Con la sentenza di inammissibilità con cui i supremi giudici hanno rigettato il ricorso, la Cassazione ha ritenuto non impugnabile dal PM la valutazione di una delle due condizioni di legittimità dell’interruzione di trattamento, da lei stessa indicata nella sentenza dell’ottobre scorso, e cioè l’irreversibilità dello stato vegetativo permanente (l’altra era la prova del consenso all’interruzione), in quanto posizione contrapposta al “diritto personalissimo del paziente all’autodeterminazione terapeutica”.

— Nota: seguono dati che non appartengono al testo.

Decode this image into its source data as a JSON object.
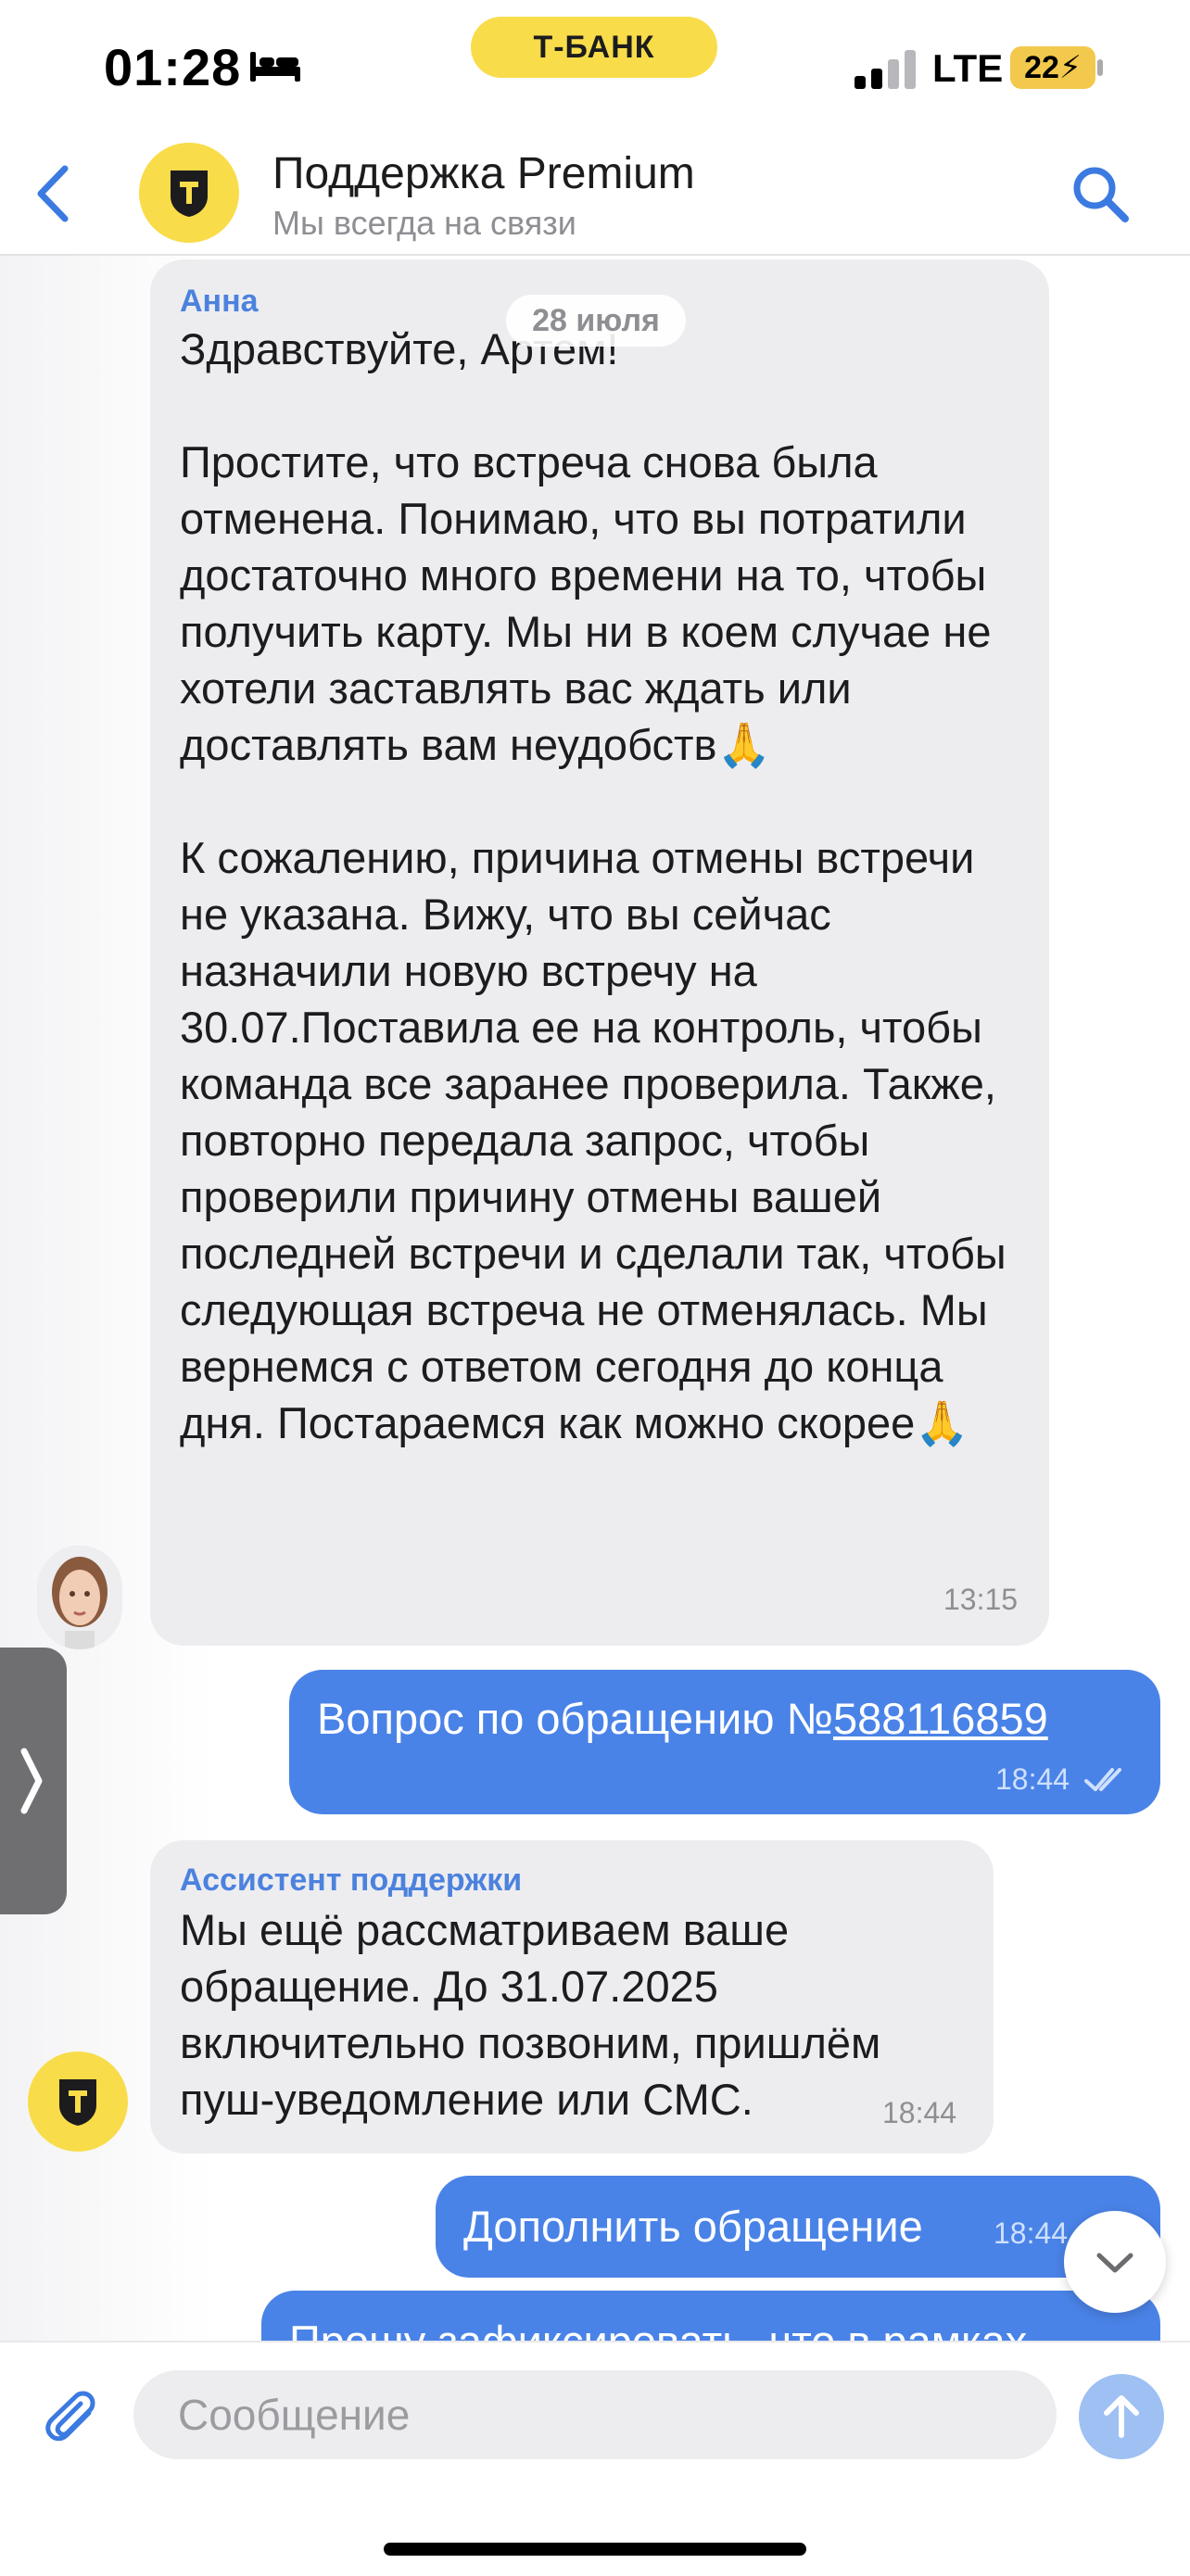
{
  "status_bar": {
    "time": "01:28",
    "carrier_badge": "Т-БАНК",
    "network": "LTE",
    "battery": "22"
  },
  "header": {
    "title": "Поддержка Premium",
    "subtitle": "Мы всегда на связи",
    "avatar_letter": "Т",
    "icons": [
      "back-chevron-icon",
      "search-icon"
    ]
  },
  "chat": {
    "date_separator": "28 июля",
    "messages": [
      {
        "sender": "Анна",
        "direction": "in",
        "text": "Здравствуйте, Артем!\n\nПростите, что встреча снова была отменена. Понимаю, что вы потратили достаточно много времени на то, чтобы получить карту. Мы ни в коем случае не хотели заставлять вас ждать или доставлять вам неудобств🙏\n\nК сожалению, причина отмены встречи не указана. Вижу, что вы сейчас назначили новую встречу на 30.07.Поставила ее на контроль, чтобы команда все заранее проверила. Также, повторно передала запрос, чтобы проверили причину отмены вашей последней встречи и сделали так, чтобы следующая встреча не отменялась. Мы вернемся с ответом сегодня до конца дня. Постараемся как можно скорее🙏",
        "time": "13:15"
      },
      {
        "direction": "out",
        "text_prefix": "Вопрос по обращению №",
        "link_text": "588116859",
        "time": "18:44",
        "status": "read"
      },
      {
        "sender": "Ассистент поддержки",
        "direction": "in",
        "text": "Мы ещё рассматриваем ваше обращение. До 31.07.2025 включительно позвоним, пришлём пуш-уведомление или СМС.",
        "time": "18:44"
      },
      {
        "direction": "out",
        "text": "Дополнить обращение",
        "time": "18:44"
      },
      {
        "direction": "out",
        "text": "Прошу зафиксировать, что в рамках"
      }
    ]
  },
  "composer": {
    "placeholder": "Сообщение"
  },
  "colors": {
    "brand_yellow": "#f9dc4a",
    "outgoing_bubble": "#4a83e7",
    "incoming_bubble": "#ededf0",
    "accent_blue": "#4c82de"
  }
}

Con questo nuovo pronunciamento la Cassazione ha così finito per smentire se stessa: è ora sufficiente per il tutore dimostrare la volontà di interruzione al trattamento del paziente, restando sullo sfondo la prova dell’irreversibilità della sua patologia, in quanto una volta ottenuta l’autorizzazione, nessuno – se non il tutore stesso, che dunque non lo farà avendo proprio lui attivato la procedura – potrà impugnare la decisione ove si abbiano dubbi sulla effettiva condizione di irreversibilità. Del resto proprio questo è capitato nel giudizio, dove il Procuratore generale presso la Cassazione ha, da un lato, propeso per l’inammissibilità del ricorso, ma, dall’altro, lo ha ritenuto nel merito fondato, proponendo l’accoglimento per l’erroneità dell’indagine sull’irreversibilità dello stato vegetativo.



Così però si afferma il principio che l’interruzione al trattamento vitale è legittima, anche se un soggetto di garanzia costituzionale, come è il procuratore, ritenga erronea la valutazione in base alla quale si autorizza l’interruzione.